OpenAI in talks to commit up to $1.5bn to private-equity joint venture
Source · Technology desk
— Summary
OpenAI has pledged up to $1.5bn to a new joint venture with a cluster of private equity firms, stepping up its push to corner the enterprise AI market ahead of rival Anthropic. The start-up will inject an initial $500mn of equity into the vehicle — internally called "DeployCo" — which will carry a $10bn valuation in a funding round expected to close in early May. OpenAI retains an option to add a further $1bn later.
Investors including TPG, Bain Capital, Advent International, Brookfield and Goanna Capital will put in another $4bn. DeployCo will hire its own staff alongside OpenAI secondees and will charge clients — primarily the backing funds' portfolio companies — to embed AI into their operations. The venture sits alongside OpenAI's partnerships with McKinsey and Accenture as part of the assault on enterprise.

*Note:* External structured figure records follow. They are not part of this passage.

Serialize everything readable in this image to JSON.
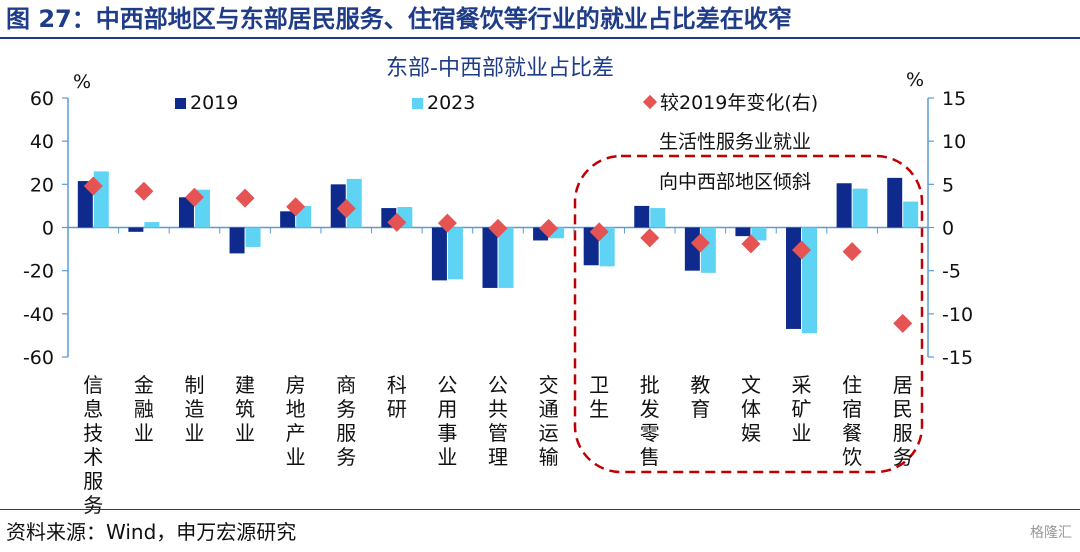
{
  "figure_title": "图 27：中西部地区与东部居民服务、住宿餐饮等行业的就业占比差在收窄",
  "source": "资料来源：Wind，申万宏源研究",
  "watermark": "格隆汇",
  "colors": {
    "s2019": "#0d2a8c",
    "s2023": "#5fd3f3",
    "change": "#e55353",
    "title": "#1f3c88",
    "axis": "#5b9bd5",
    "circle": "#c00000"
  },
  "chart_data": {
    "type": "bar",
    "title": "东部-中西部就业占比差",
    "ylabel_left": "%",
    "ylabel_right": "%",
    "ylim_left": [
      -60,
      60
    ],
    "ylim_right": [
      -15,
      15
    ],
    "yticks_left": [
      "60",
      "40",
      "20",
      "0",
      "-20",
      "-40",
      "-60"
    ],
    "yticks_right": [
      "15",
      "10",
      "5",
      "0",
      "-5",
      "-10",
      "-15"
    ],
    "categories": [
      "信息技术服务",
      "金融业",
      "制造业",
      "建筑业",
      "房地产业",
      "商务服务",
      "科研",
      "公用事业",
      "公共管理",
      "交通运输",
      "卫生",
      "批发零售",
      "教育",
      "文体娱",
      "采矿业",
      "住宿餐饮",
      "居民服务"
    ],
    "series": [
      {
        "name": "2019",
        "type": "bar",
        "axis": "left",
        "values": [
          21.5,
          -2,
          14,
          -12,
          7.5,
          20,
          9,
          -24.5,
          -28,
          -6,
          -17.5,
          10,
          -20,
          -4,
          -47,
          20.5,
          23
        ]
      },
      {
        "name": "2023",
        "type": "bar",
        "axis": "left",
        "values": [
          26,
          2.5,
          17.5,
          -9,
          10,
          22.5,
          9.5,
          -24,
          -28,
          -5,
          -18,
          9,
          -21,
          -6,
          -49,
          18,
          12
        ]
      },
      {
        "name": "较2019年变化(右)",
        "type": "scatter",
        "axis": "right",
        "values": [
          4.8,
          4.2,
          3.5,
          3.4,
          2.4,
          2.2,
          0.6,
          0.5,
          -0.1,
          -0.1,
          -0.5,
          -1.2,
          -1.8,
          -1.9,
          -2.6,
          -2.8,
          -11.1
        ]
      }
    ],
    "legend_position": "top",
    "annotation": {
      "line1": "生活性服务业就业",
      "line2": "向中西部地区倾斜"
    }
  }
}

The backers have been guaranteed a 17.5% annual return over five years, a floor OpenAI expects to beat, according to a person briefed on the plans. That is roughly the minimum a PE fund might target, and the guarantee reduces investor risk. In return, OpenAI secures "patient capital" tied to its distribution channel. Source: Financial Times, 22 April 2026, George Hammond.
The story in one line. OpenAI is locking up $4bn of private-equity capital and a 17.5% return guarantee to bolt its own deployment arm onto their portfolio companies — a direct strike at Anthropic in the enterprise market.
Key numbers
Up to $1.5bn OpenAI commitment ($500mn initial equity + $1bn option)
$10bn DeployCo valuation at the funding round closing early May
$4bn from TPG, Bain Capital, Advent International, Brookfield and Goanna Capital
17.5% annual return guaranteed to PE backers over 5 years
Partnerships with McKinsey and Accenture supplement the push
Why it matters
DeployCo is a distribution machine. By tying in five major PE firms — whose portfolios collectively span hundreds of companies — OpenAI effectively pre-books a pipeline of enterprise deployments that Anthropic would struggle to match in-house. The 17.5% guarantee is the price OpenAI is willing to pay to lock in that channel for half a decade.
Takeaway
Enterprise AI adoption will be fought on distribution, not just model quality. OpenAI is using its balance sheet to buy a captive market; if it works, Anthropic’s enterprise catch-up becomes structurally harder, not just a matter of building better models.